Dahnil menyebut, pembagian kuota tahun depan dan tahun ini secara signifikan berbeda sesuai prinsip. Ia mengatakan bahwa pembagian dan perhitungan kuota haji tahun 2025 pada setiap provinsi tidak memiliki landasan hukum. Sedangkan, rencana kuota tahun 2026 telah sesuai dengan ketentuan dalam Undang-undang No. 14 tahun 2025.
“Rencana kuota tahun 2026 pada seluruh provinsi memiliki masa tunggu yang sama. Dampak dari pembagian kuota dengan pola penghitungan baru tersebut akan ada 20 provinsi yang mengalami pengurangan kuota, berdampak menambah waktu tunggu,” ungkap Dahnil.
YLKI menilai kebijakan itu berpotensi menunda keberangkatan ribuan calon jamaah yang telah menunggu lebih dari satu dekade. Lembaga tersebut mendesak pemerintah agar segera memberi penjelasan terbuka mengenai regulasi baru tersebut.
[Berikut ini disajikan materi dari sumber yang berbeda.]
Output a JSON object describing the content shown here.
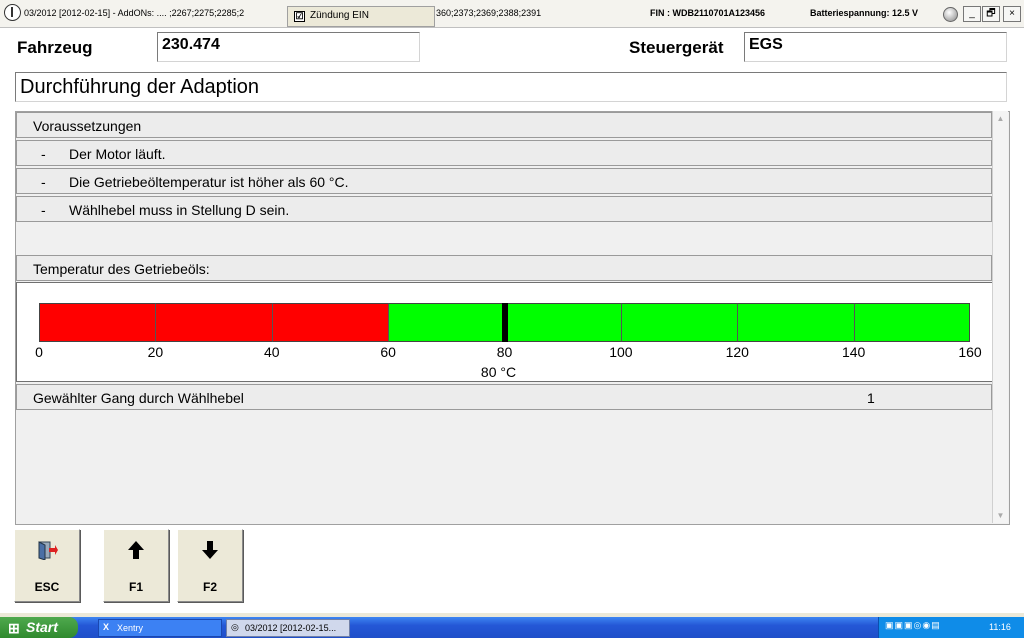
{
  "titlebar": {
    "title": "03/2012 [2012-02-15] - AddONs:  .... ;2267;2275;2285;2",
    "title_continued": "360;2373;2369;2388;2391",
    "ignition_label": "Zündung EIN",
    "ignition_checked": "☑",
    "fin": "FIN : WDB2110701A123456",
    "battery": "Batteriespannung: 12.5 V",
    "minimize": "_",
    "restore": "🗗",
    "close": "×"
  },
  "header": {
    "vehicle_label": "Fahrzeug",
    "vehicle_value": "230.474",
    "ecu_label": "Steuergerät",
    "ecu_value": "EGS",
    "page_title": "Durchführung der Adaption"
  },
  "prerequisites": {
    "heading": "Voraussetzungen",
    "items": [
      {
        "dash": "-",
        "text": "Der Motor läuft."
      },
      {
        "dash": "-",
        "text": "Die Getriebeöltemperatur ist höher als 60 °C."
      },
      {
        "dash": "-",
        "text": "Wählhebel muss in Stellung D sein."
      }
    ]
  },
  "oil_temperature": {
    "label": "Temperatur des Getriebeöls:",
    "scale_min": 0,
    "scale_max": 160,
    "red_until": 60,
    "value": 80,
    "value_text": "80 °C",
    "ticks": [
      "0",
      "20",
      "40",
      "60",
      "80",
      "100",
      "120",
      "140",
      "160"
    ],
    "colors": {
      "red": "#ff0000",
      "green": "#00ff00",
      "marker": "#000000"
    }
  },
  "gear": {
    "label": "Gewählter Gang durch Wählhebel",
    "value": "1"
  },
  "function_keys": [
    {
      "icon": "door-exit-icon",
      "label": "ESC"
    },
    {
      "icon": "arrow-up-icon",
      "label": "F1"
    },
    {
      "icon": "arrow-down-icon",
      "label": "F2"
    }
  ],
  "taskbar": {
    "start": "Start",
    "tasks": [
      "Xentry",
      "03/2012 [2012-02-15..."
    ],
    "clock": "11:16"
  }
}
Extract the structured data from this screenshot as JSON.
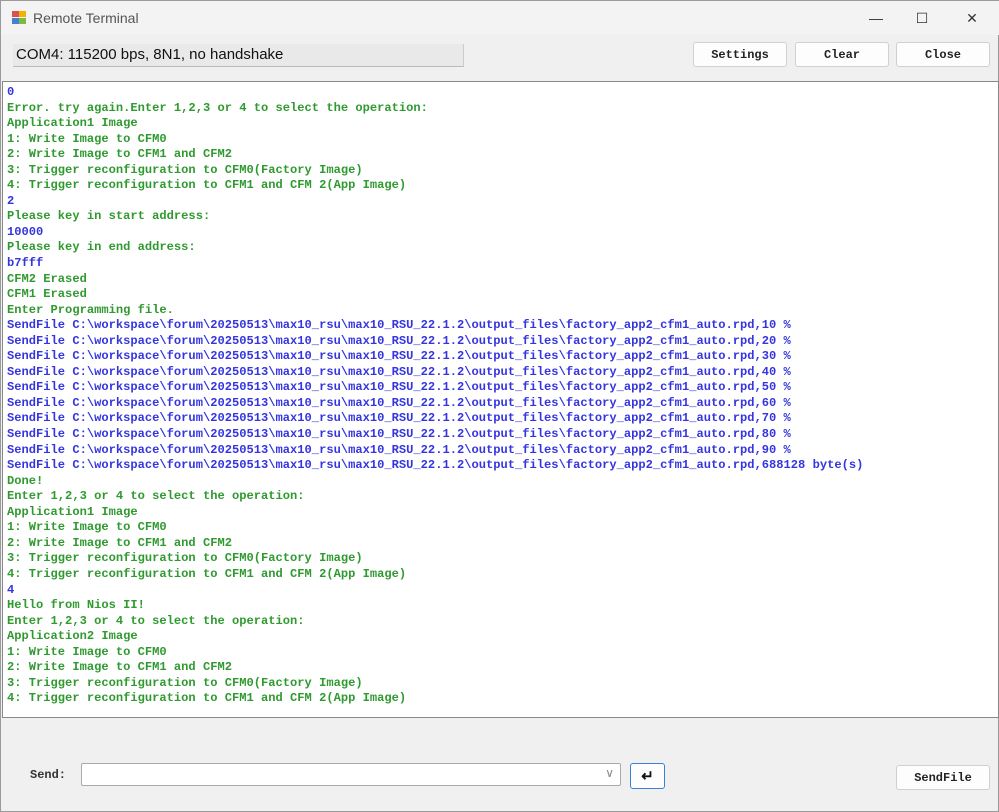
{
  "window": {
    "title": "Remote Terminal",
    "minimize": "—",
    "maximize": "☐",
    "close": "✕"
  },
  "status": "COM4: 115200 bps, 8N1, no handshake",
  "toolbar": {
    "settings": "Settings",
    "clear": "Clear",
    "close": "Close"
  },
  "colors": {
    "input": "#3535e0",
    "output": "#2f9a2f"
  },
  "terminal": [
    {
      "t": "in",
      "text": "0"
    },
    {
      "t": "out",
      "text": "Error. try again.Enter 1,2,3 or 4 to select the operation:"
    },
    {
      "t": "out",
      "text": "Application1 Image"
    },
    {
      "t": "out",
      "text": "1: Write Image to CFM0"
    },
    {
      "t": "out",
      "text": "2: Write Image to CFM1 and CFM2"
    },
    {
      "t": "out",
      "text": "3: Trigger reconfiguration to CFM0(Factory Image)"
    },
    {
      "t": "out",
      "text": "4: Trigger reconfiguration to CFM1 and CFM 2(App Image)"
    },
    {
      "t": "in",
      "text": "2"
    },
    {
      "t": "out",
      "text": "Please key in start address:"
    },
    {
      "t": "in",
      "text": "10000"
    },
    {
      "t": "out",
      "text": "Please key in end address:"
    },
    {
      "t": "in",
      "text": "b7fff"
    },
    {
      "t": "out",
      "text": "CFM2 Erased"
    },
    {
      "t": "out",
      "text": "CFM1 Erased"
    },
    {
      "t": "out",
      "text": "Enter Programming file."
    },
    {
      "t": "in",
      "text": "SendFile C:\\workspace\\forum\\20250513\\max10_rsu\\max10_RSU_22.1.2\\output_files\\factory_app2_cfm1_auto.rpd,10 %"
    },
    {
      "t": "in",
      "text": "SendFile C:\\workspace\\forum\\20250513\\max10_rsu\\max10_RSU_22.1.2\\output_files\\factory_app2_cfm1_auto.rpd,20 %"
    },
    {
      "t": "in",
      "text": "SendFile C:\\workspace\\forum\\20250513\\max10_rsu\\max10_RSU_22.1.2\\output_files\\factory_app2_cfm1_auto.rpd,30 %"
    },
    {
      "t": "in",
      "text": "SendFile C:\\workspace\\forum\\20250513\\max10_rsu\\max10_RSU_22.1.2\\output_files\\factory_app2_cfm1_auto.rpd,40 %"
    },
    {
      "t": "in",
      "text": "SendFile C:\\workspace\\forum\\20250513\\max10_rsu\\max10_RSU_22.1.2\\output_files\\factory_app2_cfm1_auto.rpd,50 %"
    },
    {
      "t": "in",
      "text": "SendFile C:\\workspace\\forum\\20250513\\max10_rsu\\max10_RSU_22.1.2\\output_files\\factory_app2_cfm1_auto.rpd,60 %"
    },
    {
      "t": "in",
      "text": "SendFile C:\\workspace\\forum\\20250513\\max10_rsu\\max10_RSU_22.1.2\\output_files\\factory_app2_cfm1_auto.rpd,70 %"
    },
    {
      "t": "in",
      "text": "SendFile C:\\workspace\\forum\\20250513\\max10_rsu\\max10_RSU_22.1.2\\output_files\\factory_app2_cfm1_auto.rpd,80 %"
    },
    {
      "t": "in",
      "text": "SendFile C:\\workspace\\forum\\20250513\\max10_rsu\\max10_RSU_22.1.2\\output_files\\factory_app2_cfm1_auto.rpd,90 %"
    },
    {
      "t": "in",
      "text": "SendFile C:\\workspace\\forum\\20250513\\max10_rsu\\max10_RSU_22.1.2\\output_files\\factory_app2_cfm1_auto.rpd,688128 byte(s)"
    },
    {
      "t": "out",
      "text": "Done!"
    },
    {
      "t": "out",
      "text": "Enter 1,2,3 or 4 to select the operation:"
    },
    {
      "t": "out",
      "text": "Application1 Image"
    },
    {
      "t": "out",
      "text": "1: Write Image to CFM0"
    },
    {
      "t": "out",
      "text": "2: Write Image to CFM1 and CFM2"
    },
    {
      "t": "out",
      "text": "3: Trigger reconfiguration to CFM0(Factory Image)"
    },
    {
      "t": "out",
      "text": "4: Trigger reconfiguration to CFM1 and CFM 2(App Image)"
    },
    {
      "t": "in",
      "text": "4"
    },
    {
      "t": "out",
      "text": "Hello from Nios II!"
    },
    {
      "t": "out",
      "text": "Enter 1,2,3 or 4 to select the operation:"
    },
    {
      "t": "out",
      "text": "Application2 Image"
    },
    {
      "t": "out",
      "text": "1: Write Image to CFM0"
    },
    {
      "t": "out",
      "text": "2: Write Image to CFM1 and CFM2"
    },
    {
      "t": "out",
      "text": "3: Trigger reconfiguration to CFM0(Factory Image)"
    },
    {
      "t": "out",
      "text": "4: Trigger reconfiguration to CFM1 and CFM 2(App Image)"
    }
  ],
  "send": {
    "label": "Send:",
    "value": "",
    "chevron": "∨",
    "enter": "↵",
    "sendfile": "SendFile"
  }
}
Kebijakan ini, menurut YLKI, perlu dievalusai dari perspektif perlindungan konsumen dalam layanan publik keagamaan. Sebagaimana tertuang dalam UU No. 8 Tahun 1999 tentang Perlindungan Konsumen.
YLKI mengingatkan pemerintah agar memberikan kepastian hukum, transparansi dan akuntabilitas penuh atas setiap perubahan kebijakan. Terlebih, jika kebijakannya memiliki dampak pada hak keberangkatan konsumen.
Pemerintah juga diminta untuk secara masif dan terbuka menginformasikan formula pembagian kuota antar provinsi dan kabupaten/kota. Termasuk parameter jumlah penduduk muslim dan masa tunggu.
Dari kasus umrah satu dekade ke belakang, pemerintah mestinya belajar bahwa akibat travel yang bermasalah, ratusan ribu calon jamaah gagal berangkat ke tanah suci. Dalam laporannya selama mendampingi calon jamaah, YLKI menyebut, mereka yang terdampak mengalami bukan hanya kerugian materiil tapi juga psikoligis.
“Itu merupakan pukulan telak bagi konsumen dan tidak boleh terulang di kemudian hari, begitu pun kegagalan haji Furoda tahun 2025 juga belum kering dari ingatan,” ungkap Niti Emiliana, Ketua YLKI, dalam pernyataan tertulis yang diterima Pedeo Project pada Rabu (12/11).
Pemerintah juga didorong agar membuka ruang dialog dengan calon jamaah haji yang terdampak akibat kebijakan redistribusi ini. Pemerintah harus menyiapkan skema pengaduan bagi konsumen yang terdampak dan memberikan kompensasi yang adil.
Sebagai langkah konkret, YLKI merekomendasikan Kementerian Haji dan Umrah membentuk Divisi Perlindungan Konsumen serta menyediakan hotline khusus bagi jamaah haji dan umrah yang gagal berangkat.
“Mekanisme ini penting untuk memastikan adanya penanganan cepat terhadap keluhan konsumen, pengawasan terhadap pelaku usaha travel, serta jaminan agar keberangkatan jamaah berlangsung tepat waktu, aman, dan selamat hingga tiba di tanah suci dan kembali ke tanah air,” sebut Niti Emiliana, Ketua YLKI.